Qualcomm AI250 Stacks DRAM Over Compute But Leaves FLOPS Undisclosed
Qualcomm is pitching high-bandwidth compute for AI inference, with AI250 cards claiming 768 GB of memory and 133 TB/s of effective bandwidth, but the company has not disclosed peak FLOPS or named customers.

Qualcomm Moves AI250 Memory Closer To Compute
Qualcomm is using its AI250 accelerator roadmap to push a different answer to the AI inference memory bottleneck.
The company describes high-bandwidth compute, or HBC, as a 3D-stacked design that places DRAM above logic so some work can happen closer to memory.
The AI250 is due to follow the AI200 Dragonfly rack systems and is planned to begin shipping in 2027.
Qualcomm also outlined a second-generation HBC platform, the AI300, for 2028.
Qualcomm says the AI250 card will carry 768 GB of memory and up to 133 TB/s of effective memory bandwidth.
The company ties those claims to bandwidth-bound inference work, especially decode, where model weights are streamed from memory during token generation.

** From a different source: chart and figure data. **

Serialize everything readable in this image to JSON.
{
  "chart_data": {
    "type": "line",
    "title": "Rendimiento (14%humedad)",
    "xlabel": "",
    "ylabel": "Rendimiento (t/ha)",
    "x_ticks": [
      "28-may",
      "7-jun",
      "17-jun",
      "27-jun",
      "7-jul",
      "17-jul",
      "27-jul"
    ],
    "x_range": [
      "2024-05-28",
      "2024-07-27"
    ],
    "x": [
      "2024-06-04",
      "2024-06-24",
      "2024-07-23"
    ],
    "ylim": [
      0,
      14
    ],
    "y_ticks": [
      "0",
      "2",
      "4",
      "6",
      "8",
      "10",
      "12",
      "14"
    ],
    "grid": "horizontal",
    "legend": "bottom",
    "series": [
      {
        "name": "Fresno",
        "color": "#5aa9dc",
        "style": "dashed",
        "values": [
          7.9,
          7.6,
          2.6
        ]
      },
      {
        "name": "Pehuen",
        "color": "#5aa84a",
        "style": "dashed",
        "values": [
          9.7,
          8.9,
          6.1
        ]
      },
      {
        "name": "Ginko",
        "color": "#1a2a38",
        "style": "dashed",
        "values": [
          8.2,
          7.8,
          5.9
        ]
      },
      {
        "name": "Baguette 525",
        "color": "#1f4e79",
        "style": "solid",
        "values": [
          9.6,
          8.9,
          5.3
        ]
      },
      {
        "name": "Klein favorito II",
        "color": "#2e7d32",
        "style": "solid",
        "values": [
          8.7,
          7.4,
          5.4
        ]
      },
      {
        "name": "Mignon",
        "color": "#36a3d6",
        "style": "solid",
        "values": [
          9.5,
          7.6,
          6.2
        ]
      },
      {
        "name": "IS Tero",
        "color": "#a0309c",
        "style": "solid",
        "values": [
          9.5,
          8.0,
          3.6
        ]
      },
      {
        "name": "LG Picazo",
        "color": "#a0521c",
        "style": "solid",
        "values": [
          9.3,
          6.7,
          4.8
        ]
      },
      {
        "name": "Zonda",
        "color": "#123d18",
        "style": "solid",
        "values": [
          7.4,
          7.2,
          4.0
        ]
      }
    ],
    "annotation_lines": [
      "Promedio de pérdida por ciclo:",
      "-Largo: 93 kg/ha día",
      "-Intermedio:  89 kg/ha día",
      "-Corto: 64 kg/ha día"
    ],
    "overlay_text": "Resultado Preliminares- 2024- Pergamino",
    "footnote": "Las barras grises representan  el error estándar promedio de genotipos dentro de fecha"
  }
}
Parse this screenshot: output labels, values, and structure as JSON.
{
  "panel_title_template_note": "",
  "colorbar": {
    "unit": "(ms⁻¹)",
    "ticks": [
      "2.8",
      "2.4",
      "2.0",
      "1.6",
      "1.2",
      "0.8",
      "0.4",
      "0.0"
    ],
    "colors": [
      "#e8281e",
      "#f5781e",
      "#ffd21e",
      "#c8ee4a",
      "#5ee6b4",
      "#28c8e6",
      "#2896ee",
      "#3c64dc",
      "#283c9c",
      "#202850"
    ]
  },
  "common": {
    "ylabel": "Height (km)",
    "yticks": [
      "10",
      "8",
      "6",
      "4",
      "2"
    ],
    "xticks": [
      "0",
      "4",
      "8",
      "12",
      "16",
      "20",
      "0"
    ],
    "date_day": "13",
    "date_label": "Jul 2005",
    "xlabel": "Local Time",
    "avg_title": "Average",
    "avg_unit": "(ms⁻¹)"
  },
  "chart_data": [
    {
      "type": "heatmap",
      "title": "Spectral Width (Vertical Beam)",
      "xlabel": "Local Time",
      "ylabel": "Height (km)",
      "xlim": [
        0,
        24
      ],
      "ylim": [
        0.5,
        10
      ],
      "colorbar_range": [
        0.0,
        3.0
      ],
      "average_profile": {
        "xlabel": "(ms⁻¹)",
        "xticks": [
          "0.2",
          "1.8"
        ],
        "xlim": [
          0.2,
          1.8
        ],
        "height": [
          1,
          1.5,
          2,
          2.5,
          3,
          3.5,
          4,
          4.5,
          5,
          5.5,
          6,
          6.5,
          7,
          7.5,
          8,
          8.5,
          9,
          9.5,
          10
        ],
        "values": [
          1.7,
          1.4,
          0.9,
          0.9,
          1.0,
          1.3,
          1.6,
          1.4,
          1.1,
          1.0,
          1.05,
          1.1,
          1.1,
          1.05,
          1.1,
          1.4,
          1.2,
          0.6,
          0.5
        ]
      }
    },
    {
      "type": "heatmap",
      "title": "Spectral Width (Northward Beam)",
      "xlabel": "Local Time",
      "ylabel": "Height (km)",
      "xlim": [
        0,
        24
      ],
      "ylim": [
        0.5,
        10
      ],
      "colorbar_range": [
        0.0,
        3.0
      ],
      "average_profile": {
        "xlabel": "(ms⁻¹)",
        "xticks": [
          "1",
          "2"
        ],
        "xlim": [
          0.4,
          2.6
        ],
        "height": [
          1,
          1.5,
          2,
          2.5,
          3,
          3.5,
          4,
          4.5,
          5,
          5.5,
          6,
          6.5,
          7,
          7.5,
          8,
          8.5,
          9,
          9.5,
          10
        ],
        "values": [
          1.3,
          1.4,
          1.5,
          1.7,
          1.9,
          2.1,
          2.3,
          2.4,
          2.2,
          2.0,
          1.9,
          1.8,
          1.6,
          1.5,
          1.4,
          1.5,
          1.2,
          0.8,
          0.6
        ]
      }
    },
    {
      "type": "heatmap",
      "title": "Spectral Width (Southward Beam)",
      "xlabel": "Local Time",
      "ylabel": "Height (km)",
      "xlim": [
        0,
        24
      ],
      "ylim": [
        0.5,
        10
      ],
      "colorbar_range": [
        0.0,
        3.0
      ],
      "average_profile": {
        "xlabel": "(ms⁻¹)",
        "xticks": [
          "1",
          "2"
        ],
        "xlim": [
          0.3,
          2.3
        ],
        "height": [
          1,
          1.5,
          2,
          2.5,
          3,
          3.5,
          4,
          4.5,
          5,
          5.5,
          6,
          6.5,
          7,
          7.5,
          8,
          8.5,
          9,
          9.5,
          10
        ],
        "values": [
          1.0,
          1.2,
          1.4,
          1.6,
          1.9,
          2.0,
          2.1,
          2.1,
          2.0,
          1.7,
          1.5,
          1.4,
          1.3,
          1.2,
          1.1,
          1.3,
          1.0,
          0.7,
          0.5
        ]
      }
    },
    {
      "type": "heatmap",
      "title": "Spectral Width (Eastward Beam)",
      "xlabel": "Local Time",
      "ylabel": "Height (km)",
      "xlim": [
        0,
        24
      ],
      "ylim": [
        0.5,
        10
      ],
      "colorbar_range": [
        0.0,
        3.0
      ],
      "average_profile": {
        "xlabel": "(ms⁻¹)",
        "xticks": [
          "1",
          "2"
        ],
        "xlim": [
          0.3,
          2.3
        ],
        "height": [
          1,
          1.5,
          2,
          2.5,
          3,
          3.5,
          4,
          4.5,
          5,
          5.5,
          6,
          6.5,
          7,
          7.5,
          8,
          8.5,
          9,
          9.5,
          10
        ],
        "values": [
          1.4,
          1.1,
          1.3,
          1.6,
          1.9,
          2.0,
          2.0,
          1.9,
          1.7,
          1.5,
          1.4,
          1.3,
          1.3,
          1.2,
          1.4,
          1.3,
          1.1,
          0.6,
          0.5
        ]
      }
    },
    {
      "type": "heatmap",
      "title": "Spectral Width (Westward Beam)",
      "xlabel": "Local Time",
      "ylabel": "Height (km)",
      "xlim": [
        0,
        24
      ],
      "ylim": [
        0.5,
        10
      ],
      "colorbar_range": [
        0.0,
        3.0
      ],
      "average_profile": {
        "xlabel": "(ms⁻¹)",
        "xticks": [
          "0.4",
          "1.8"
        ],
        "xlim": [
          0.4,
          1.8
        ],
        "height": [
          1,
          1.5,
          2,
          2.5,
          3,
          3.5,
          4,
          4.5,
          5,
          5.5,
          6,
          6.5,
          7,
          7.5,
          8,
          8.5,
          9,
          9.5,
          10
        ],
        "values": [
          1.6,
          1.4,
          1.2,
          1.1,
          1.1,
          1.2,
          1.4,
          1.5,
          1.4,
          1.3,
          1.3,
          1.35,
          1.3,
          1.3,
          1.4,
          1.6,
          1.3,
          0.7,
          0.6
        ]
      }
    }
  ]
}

Effective Bandwidth Claims Need More Detail
The company is presenting HBC as a way to reduce data movement between memory and compute.
Qualcomm says the architecture uses LPDDR memory in a purpose-built near-memory design and differs from HBM because HBC does computing in the base logic die.
The bandwidth claims still depend on Qualcomm's definition of effective bandwidth.
For the AI200 generation, Qualcomm had cited 414 TB/s of effective memory bandwidth across 56 chips.
The AI250 marketing material says HBC gives 18x the AI200's effective bandwidth, while the AI300 would reach 54x.
Qualcomm says the AI250 can operate as a standalone AI accelerator.
It also says the part can sit in disaggregated inference systems, with GPUs or other Qualcomm parts handling prompt processing and AI250 accelerators handling memory-intensive decode.
The company declined to give peak FLOPS for AI250.
It also did not give the detailed physical bandwidth calculation behind the headline effective-bandwidth figures, even as the disclosed figures indicate that ordinary LPDDR5x bandwidth would not explain the claimed totals by itself.
Modular Deal Targets The Software Gap
Qualcomm's investor-day push also included its planned acquisition of Modular, the AI software startup behind Mojo and the Max serving platform.
Mojo is positioned as a low-level programming interface that can run across different hardware, while Max targets LLM model serving.
AI accelerator buyers are comparing more than silicon specifications.
They need serving tools, developer support and deployment paths that do not lock every workload to one vendor stack.
Qualcomm is using Modular to address that software gap while Nvidia and AMD remain the main comparison points for AI infrastructure buyers.
The plan also assumes Qualcomm can make a heterogeneous inference model attractive.
The article describes a possible split where other chips handle prompt processing and AI250 systems focus on memory-intensive decode, but it does not identify production deployments using that design.
Qualcomm has not disclosed peak FLOPS for AI250, the detailed method behind its effective bandwidth calculation, named AI250 customers, production deployment dates beyond the 2027 target or whether regulators will clear the Modular acquisition this year.